I try not to make it about me (even though this blog post really is all about me), because most of all I remember what adolescence felt like. The bewildering intensity, the contrast between wanting freedom and feeling adulthood rushing at you too damn fast. I wanted to somehow make this easier for them. But I haven’t.
Maybe that is just the nature of being a teenager. Maybe it is just always going to be difficult no matter what.
Maybe it’s always hard on parents, too. Except, Jenny from Bunko isn’t the only mother who’s told me how much she loves parenting teenagers and new adults. I want to be that parent. But I’m not.
And it’s not even that I have horrible kids. I don’t. Sure—they are grumpy and difficult and make decisions I cannot agree with. They push boundaries and slam doors and swear far too much. But they are good kids. They work hard at their grades and their jobs. They make me laugh. They are each brilliant in their unique ways. Sometimes they surprise me with their compassion, or they send me a funny meme that brightens my day, or they toss off a pun or correct someone’s punctuation or casually mention an obscure literary reference. They are becoming people and so sometimes they make messes, but they are becoming good people.

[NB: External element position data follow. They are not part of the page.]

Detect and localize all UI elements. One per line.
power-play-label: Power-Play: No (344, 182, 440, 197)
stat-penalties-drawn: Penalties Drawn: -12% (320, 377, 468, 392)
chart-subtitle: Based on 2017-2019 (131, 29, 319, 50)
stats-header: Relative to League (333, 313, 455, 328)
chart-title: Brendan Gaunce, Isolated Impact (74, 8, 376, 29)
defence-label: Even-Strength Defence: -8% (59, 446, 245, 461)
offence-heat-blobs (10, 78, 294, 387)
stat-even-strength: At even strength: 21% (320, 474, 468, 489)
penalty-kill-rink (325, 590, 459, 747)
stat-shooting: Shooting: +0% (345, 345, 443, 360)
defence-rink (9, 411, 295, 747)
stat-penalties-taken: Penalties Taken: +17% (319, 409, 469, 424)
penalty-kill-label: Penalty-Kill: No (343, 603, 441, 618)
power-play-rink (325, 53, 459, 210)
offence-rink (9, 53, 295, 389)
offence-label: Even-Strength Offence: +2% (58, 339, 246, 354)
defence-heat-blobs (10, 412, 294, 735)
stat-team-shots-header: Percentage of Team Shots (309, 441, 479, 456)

After the rebellious, moody, impossible messup of a teenager I was, I deserve far worse teenagers.
I know this.
I love them. So much.
But. This is hard. This is so hard. I know that parenting is always hard. I also haven’t forgotten what the hardness was like when everyone was little and it felt like you’d be changing diapers and playing with Fisher Price toys for.ev.er. It was monotonous and exhausting and someone was always touching you. I’m not casting a glowy, selective focus on the past; I know that was difficult, too. But what made that hardness bearable is that I always felt loved. Three hundred times a day, one or another of the kids would do something that would make me melt, would make me say “awwwww,” would remind me of why I was doing this. Because I love them—and they loved me back.
I miss feeling, with absolute certainty, that my kids love me.

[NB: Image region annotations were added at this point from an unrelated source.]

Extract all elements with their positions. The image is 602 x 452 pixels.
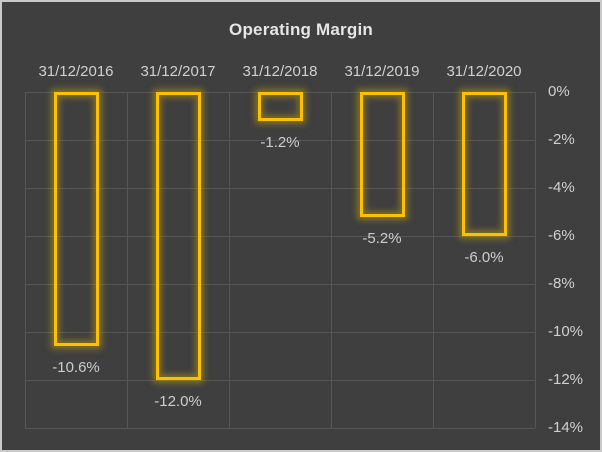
category-label: 31/12/2020 bbox=[446, 63, 522, 80]
gridline-vertical bbox=[433, 92, 434, 428]
data-label: -1.2% bbox=[260, 133, 300, 151]
bar-31-12-2019[interactable] bbox=[359, 92, 405, 217]
gridline-horizontal bbox=[25, 428, 535, 429]
gridline-horizontal bbox=[25, 188, 535, 189]
data-label: -5.2% bbox=[362, 229, 402, 247]
bar-31-12-2016[interactable] bbox=[53, 92, 99, 347]
gridline-horizontal bbox=[25, 380, 535, 381]
value-axis-tick: -12% bbox=[548, 371, 584, 388]
gridline-vertical bbox=[229, 92, 230, 428]
gridline-vertical bbox=[25, 92, 26, 428]
bar-31-12-2020[interactable] bbox=[461, 92, 507, 236]
value-axis-tick: -14% bbox=[548, 419, 584, 436]
value-axis-tick: 0% bbox=[548, 83, 570, 100]
category-label: 31/12/2019 bbox=[344, 63, 420, 80]
gridline-horizontal bbox=[25, 284, 535, 285]
category-label: 31/12/2018 bbox=[242, 63, 318, 80]
bar-31-12-2017[interactable] bbox=[155, 92, 201, 380]
data-label: -12.0% bbox=[154, 393, 202, 410]
data-label: -10.6% bbox=[52, 359, 100, 377]
gridline-vertical bbox=[535, 92, 536, 428]
category-label: 31/12/2016 bbox=[38, 63, 114, 80]
value-axis-tick: -4% bbox=[548, 179, 575, 196]
gridline-horizontal bbox=[25, 332, 535, 333]
value-axis-tick: -8% bbox=[548, 275, 575, 292]
data-label: -6.0% bbox=[464, 249, 504, 266]
gridline-vertical bbox=[127, 92, 128, 428]
chart-title: Operating Margin bbox=[229, 20, 373, 39]
gridline-horizontal bbox=[25, 236, 535, 237]
gridline-horizontal bbox=[25, 140, 535, 141]
value-axis-tick: -2% bbox=[548, 131, 575, 148]
gridline-vertical bbox=[331, 92, 332, 428]
value-axis-tick: -6% bbox=[548, 227, 575, 244]
category-label: 31/12/2017 bbox=[140, 63, 216, 80]
plot-area bbox=[25, 92, 536, 429]
value-axis-tick: -10% bbox=[548, 323, 584, 340]
bar-31-12-2018[interactable] bbox=[257, 92, 303, 121]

I know—this blog post is pretty raw. I’m not sure I should post it. I know I sound selfish, like I am turning their teenage issues around and only focusing on how they affect me instead of what I can do to help them. When I am a parent, not a blogger, I try really hard not to do that. But here, in this post, I wanted to try to set it out in words—what I am feeling. Because (and I just realized this): we are both conflicted, just in different ways. Their conflicts are the ones of adolescence. Mine are the ones of middle-aged motherhood: I love them and I want them to choose, but I want them to never make a mistake, which is silly because then they would never learn anything, but I want to spare them the pain of learning the hard way (even though my own knowledge I’ve gained the hard way is my most precious). But middle age isn’t just parenting, it’s also worrying about your own parents and feeling like your body is starting to fail (hello, dislocated-for-three-weeks toe joint) and wondering if it’s already too late to achieve the ambitions you’ve held all your life and stressing about the 401k, the IRA, and the Roth. About upcoming performance reviews and surgeries and mortality.
With all that internal conflict going on, no wonder there is so much external combustion. Perhaps I need to be more forgiving of everyone. Even myself?
So today, while eating hash browns with cheese and English muffins with plum jam and hot chocolate with a rather large glug of cream in it, I say kudos. Kudos to you moms who are loving raising teenagers. I’m glad some of you exist in the world. That sounds sarcastic, but really: good for you. I wish I knew your secrets. I wish I didn’t feel like I was constantly walking a high wire and looking across the distance to see my kids on their own wires, higher than mine. I wish I weren’t always terrified that one of us will fall. I wish I knew how you do it.
Until I figure it out, I will keep muddling through. Maybe I won’t ever figure it out. At least there are hash browns with cheese, and English muffins, which really don’t fix anything, of course. They didn’t even really make me feel better. Writing this did, though. A little bit. And maybe someone else will read it and also feel a little bit better. A little bit less alone.